Con Andy Warhol y Truman Capote, ella solía asistir a uno de los santuarios gays de Broadway: The Flamingo, un enorme club de baile donde hombres desnudos y enjaulados estaban a disposición de los interesados. En las horas libres, Warhol pintó su rostro sabiendo que ella prefigura un símbolo, un ídolo pop, un signo inevitable de la cultura americana.
UN RATON MELANCOLICO
Durante once años, Liza va y vuelve de su marido resistente. Parece que al borde de una nueva boda relámpago, recuerda que tiene una cama de dos plazas con alguien que se llama Mark. El simplemente espera en el enorme departamento frente al Central Park con pisos de mármol y pinturas de Warhol. Juega tenis y bridge, viaja, va de compras. Esta aproximación a la felicidad será interrumpida por uno de esos lluviosos temas de jazz que aparecían en las películas de Minnelli: Liza no puede tener hijos.
La amistad con Halston se recompone años después, línea por línea. El la ha diseñado: la ha convertido en una de las mujeres más elegantes –y dependientes– del mundo. "Halston lo hacía todo –cuenta unamigo– le diseñaba la vida, el departamento y la ropa, porque ella no sabía elegirla. Ni siquiera sabía freír un huevo, ni poner la mesa". La verdad es que no lo necesitaba.
En febrero de 1984, se estrenó The Rink, un musical sobre un enfrentamiento madre-hija. La crítica dijo que el espectáculo parecía más una terapia que un entretenimiento. Edwin Wilson, de The Wall Street Journal afirmó: "La señorita Minnelli actúa muy bien, porque ese rostro suyo de ratón melancólico irradia una increíble vulnerabilidad".
Ese mismo año, Liza Minnelli hace crisis. Durante demasiado tiempo ha vivido de noche y ha consumido un exceso de cocaína y alcohol. Su hermana Lorna y Liz Taylor la internan en el Betty Ford Center, en Palm Springs. "Me siento como una maleta abandonada en una estación de tren", dice. Y al salir de la clínica, comienza a asistir religiosamente a las reuniones de Alcohólicos Anónimos.

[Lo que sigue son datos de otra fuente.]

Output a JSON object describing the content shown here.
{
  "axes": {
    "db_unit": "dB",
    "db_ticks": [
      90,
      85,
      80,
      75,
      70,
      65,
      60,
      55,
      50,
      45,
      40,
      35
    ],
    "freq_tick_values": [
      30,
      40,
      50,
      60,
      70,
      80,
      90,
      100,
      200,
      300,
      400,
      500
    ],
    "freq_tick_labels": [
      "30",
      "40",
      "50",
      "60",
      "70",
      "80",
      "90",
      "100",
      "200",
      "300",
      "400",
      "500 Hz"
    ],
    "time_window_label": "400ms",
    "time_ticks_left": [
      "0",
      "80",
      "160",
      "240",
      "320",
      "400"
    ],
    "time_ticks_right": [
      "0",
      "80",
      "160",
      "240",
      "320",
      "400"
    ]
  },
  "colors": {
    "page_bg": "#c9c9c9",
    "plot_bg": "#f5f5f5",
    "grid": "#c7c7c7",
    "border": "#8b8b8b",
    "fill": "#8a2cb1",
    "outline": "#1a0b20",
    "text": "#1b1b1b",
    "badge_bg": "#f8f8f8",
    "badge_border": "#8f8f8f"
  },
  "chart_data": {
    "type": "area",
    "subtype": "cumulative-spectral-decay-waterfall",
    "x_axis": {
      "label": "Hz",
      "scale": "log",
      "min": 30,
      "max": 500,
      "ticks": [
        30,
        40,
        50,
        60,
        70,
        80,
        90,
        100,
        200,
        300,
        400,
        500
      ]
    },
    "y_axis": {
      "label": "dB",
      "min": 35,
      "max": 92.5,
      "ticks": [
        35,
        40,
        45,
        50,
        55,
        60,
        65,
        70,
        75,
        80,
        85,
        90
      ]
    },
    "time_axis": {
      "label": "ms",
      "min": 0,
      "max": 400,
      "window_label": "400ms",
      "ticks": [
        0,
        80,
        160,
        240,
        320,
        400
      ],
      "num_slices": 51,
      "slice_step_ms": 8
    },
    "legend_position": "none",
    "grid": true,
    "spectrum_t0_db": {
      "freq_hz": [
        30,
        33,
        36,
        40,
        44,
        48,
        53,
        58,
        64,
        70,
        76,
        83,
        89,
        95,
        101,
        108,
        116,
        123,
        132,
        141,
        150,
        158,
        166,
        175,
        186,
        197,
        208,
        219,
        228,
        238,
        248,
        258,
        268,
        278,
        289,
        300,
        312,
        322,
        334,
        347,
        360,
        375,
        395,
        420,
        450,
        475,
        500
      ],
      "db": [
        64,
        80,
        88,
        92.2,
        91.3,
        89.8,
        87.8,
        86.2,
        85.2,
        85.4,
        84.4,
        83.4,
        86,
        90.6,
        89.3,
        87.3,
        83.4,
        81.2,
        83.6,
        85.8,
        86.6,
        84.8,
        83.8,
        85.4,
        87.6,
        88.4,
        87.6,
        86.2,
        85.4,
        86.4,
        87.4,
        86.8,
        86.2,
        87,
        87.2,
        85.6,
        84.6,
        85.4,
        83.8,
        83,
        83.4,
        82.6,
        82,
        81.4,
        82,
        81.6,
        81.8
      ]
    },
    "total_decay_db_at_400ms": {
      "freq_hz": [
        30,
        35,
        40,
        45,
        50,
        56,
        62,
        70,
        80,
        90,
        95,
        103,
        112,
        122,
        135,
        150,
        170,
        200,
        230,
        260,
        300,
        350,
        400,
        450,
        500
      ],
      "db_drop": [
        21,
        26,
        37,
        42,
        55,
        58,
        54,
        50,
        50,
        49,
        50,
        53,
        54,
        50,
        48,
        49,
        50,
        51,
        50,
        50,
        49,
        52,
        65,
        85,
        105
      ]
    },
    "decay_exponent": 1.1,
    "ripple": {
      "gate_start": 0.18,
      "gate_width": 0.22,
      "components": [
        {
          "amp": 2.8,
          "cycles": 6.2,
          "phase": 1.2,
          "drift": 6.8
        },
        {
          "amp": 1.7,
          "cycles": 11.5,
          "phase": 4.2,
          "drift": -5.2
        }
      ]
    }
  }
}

En la turbia resaca de los años 80, había cumplido cuarenta años y estaba en el centro de su vida, cantando sin tregua, y ya tan parecida a sí misma que ni su madre podría reconocerla. Superado el bochorno y con best-sellers como Liza with Z o Liza Minnelli: The Singer, canta con Frank Sinatra y Sammy Davis Jr. en la gira mundial de 1988.
Hoy, aparentemente relegados los traumas de la sobreexposición y después de pasar bajo el bisturí de un cirujano plástico, Liza Minnelli sigue aleteando como un maravilloso pájaro y es considerada la última gran estrella del music hall. ¿Qué mejor destino pudo haber tenido una digna hija de su mamá?